Afrique, Conscience et Renaissance

Comment en sommes nous arrivés là ?

Je me souviens des histoires que me racontait mon grand père, Baka. C’était un homme fier de ses origines Kamits, grand tant par sa physionomie que par ses pensées et par ses paroles. Dans ces histoire sur le discours d’un homme qui fit face a une injustice, une femme qui combattait pour la liberté, un frère mort pour l’égalité, une sœur qui refusa une place au fond d’un bus. Ils avaient pour noms, Nelson Mandela, Ella Baker, Martin Luther King, Rosa Parks. Il y en avait beaucoup d’autres, mais me disait-il « Tu leur montreras ton respect, en lisant sur leurs histoires parce que c’est aussi la tienne ». Il me racontait l’histoire de ses combattants de la liberté qu’il appelait frères et sœurs parce que, disait il, tout Kamite est ton frère ou ta soeur « C’étaient des frères fiers » disait il, « ils ont tracé la voie pour toi et tu devras faire de même pour ceux après toi ». La liste est longue, nous en parlerons une autre fois, mais rien ne t’empêche de rechercher de toi-même. Sans doute devait-il être pressé de me parler de leurs prédécesseurs.

Avant eux, l’histoire est marquée par l’accomplissement des Pharaons et des pyramides, la conquête de l’Europe par Hannibal Barca, un jeune guerrier agé de 22 ans. Il me parla de l’homme le plus riche de tous les temps, Mansa Moussa. Me contant l’histoire de la reine Nzinga et des royaumes de la région centrale de Kemet. Il m’informa du culte d’Horus, cette divinité Kemet vénérée il y a 4000 ans, qui est la base de toute religion et dont l’histoire fut calquée fait pour fait par le christianisme.

Les hommes d’hier qui ont forgé le monde d’aujourd’hui avaient beaucoup en commun avec toi et ceux de ta génération, tu l’oublieras peut être un jour. Mais souviens-toi de cela quand tu te souviendras de moi, c’est le plus grand héritage que je puisse te laisser. Je l’entends encore dire ces mots, marquer une pause presque longue comme s’il craignait pour mon avenir, ensuite il reprenait son enseignement.
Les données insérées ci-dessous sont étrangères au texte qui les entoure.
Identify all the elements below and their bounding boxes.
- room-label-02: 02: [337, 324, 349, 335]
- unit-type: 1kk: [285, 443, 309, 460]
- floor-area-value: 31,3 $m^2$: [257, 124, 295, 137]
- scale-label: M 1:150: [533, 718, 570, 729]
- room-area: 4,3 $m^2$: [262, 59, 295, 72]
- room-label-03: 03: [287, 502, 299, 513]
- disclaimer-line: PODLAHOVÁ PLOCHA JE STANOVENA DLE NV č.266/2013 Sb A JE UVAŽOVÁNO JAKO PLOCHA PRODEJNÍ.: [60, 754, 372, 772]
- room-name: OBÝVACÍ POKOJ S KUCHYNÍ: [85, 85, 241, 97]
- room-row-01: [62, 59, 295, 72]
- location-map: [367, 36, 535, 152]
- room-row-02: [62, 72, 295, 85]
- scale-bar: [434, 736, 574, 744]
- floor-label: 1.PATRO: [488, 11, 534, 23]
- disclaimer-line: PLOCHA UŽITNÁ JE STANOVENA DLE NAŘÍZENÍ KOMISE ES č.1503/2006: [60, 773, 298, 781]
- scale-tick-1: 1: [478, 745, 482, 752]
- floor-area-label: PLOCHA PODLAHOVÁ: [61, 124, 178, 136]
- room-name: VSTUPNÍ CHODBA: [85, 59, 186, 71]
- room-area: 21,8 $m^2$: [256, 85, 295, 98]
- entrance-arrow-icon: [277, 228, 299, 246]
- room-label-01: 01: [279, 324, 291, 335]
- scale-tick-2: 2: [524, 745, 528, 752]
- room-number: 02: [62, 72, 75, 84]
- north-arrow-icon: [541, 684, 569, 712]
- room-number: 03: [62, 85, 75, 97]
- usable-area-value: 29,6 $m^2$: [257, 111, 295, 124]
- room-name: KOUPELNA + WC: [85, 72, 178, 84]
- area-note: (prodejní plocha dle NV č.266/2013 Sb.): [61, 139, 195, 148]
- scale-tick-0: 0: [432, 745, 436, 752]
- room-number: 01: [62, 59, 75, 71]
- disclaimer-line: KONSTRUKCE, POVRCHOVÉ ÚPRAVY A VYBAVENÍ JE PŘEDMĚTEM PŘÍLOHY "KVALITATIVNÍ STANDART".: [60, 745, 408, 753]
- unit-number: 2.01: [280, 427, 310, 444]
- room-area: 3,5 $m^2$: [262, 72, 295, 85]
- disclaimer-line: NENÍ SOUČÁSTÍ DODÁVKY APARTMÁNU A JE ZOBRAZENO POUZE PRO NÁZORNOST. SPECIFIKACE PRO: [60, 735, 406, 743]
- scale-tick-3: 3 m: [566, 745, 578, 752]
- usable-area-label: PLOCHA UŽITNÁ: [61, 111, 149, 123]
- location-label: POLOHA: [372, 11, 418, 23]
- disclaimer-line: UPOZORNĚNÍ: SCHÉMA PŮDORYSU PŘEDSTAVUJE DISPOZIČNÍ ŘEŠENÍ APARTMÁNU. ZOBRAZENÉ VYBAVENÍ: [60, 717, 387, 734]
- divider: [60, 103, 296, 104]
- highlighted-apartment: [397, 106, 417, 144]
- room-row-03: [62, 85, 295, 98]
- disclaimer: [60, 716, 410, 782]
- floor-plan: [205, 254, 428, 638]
Tout comme toi, ils avaient la peau sombre, ils étaient beaux, ils étaient forts et ingénieux tout comme toi, ils étaient fiers. Ils voyaient l’intérêt commun et pas celui d’une personne; ils appelaient l’enfant du voisin fils et les mères de leurs amis étaient appelés frères et leurs mères, maman. Ils écoutaient leurs femmes et celles-ci les respectaient. Ensemble, ils bâtissaient leurs foyers et de la même façon ils éduquaient leurs enfants, les hommes et femmes de demain.

Sorti de mes pensées et souvenirs et visions, je me demande ce qui a bien pu nous arriver. Que sommes-nous devenus? Sommes-nous le reflet de ces grands hommes et femmes? J’en doute fort. Avons nous préserver et respecter leurs mémoires en racontant leurs histoires à nos enfants? Non, nous leur racontons celles des autres! Et que dire de la vision d’intérêt collective? Ou s’en est-elle allée? À ce rythme que deviendront nos enfants? Les hommes et femmes de demain.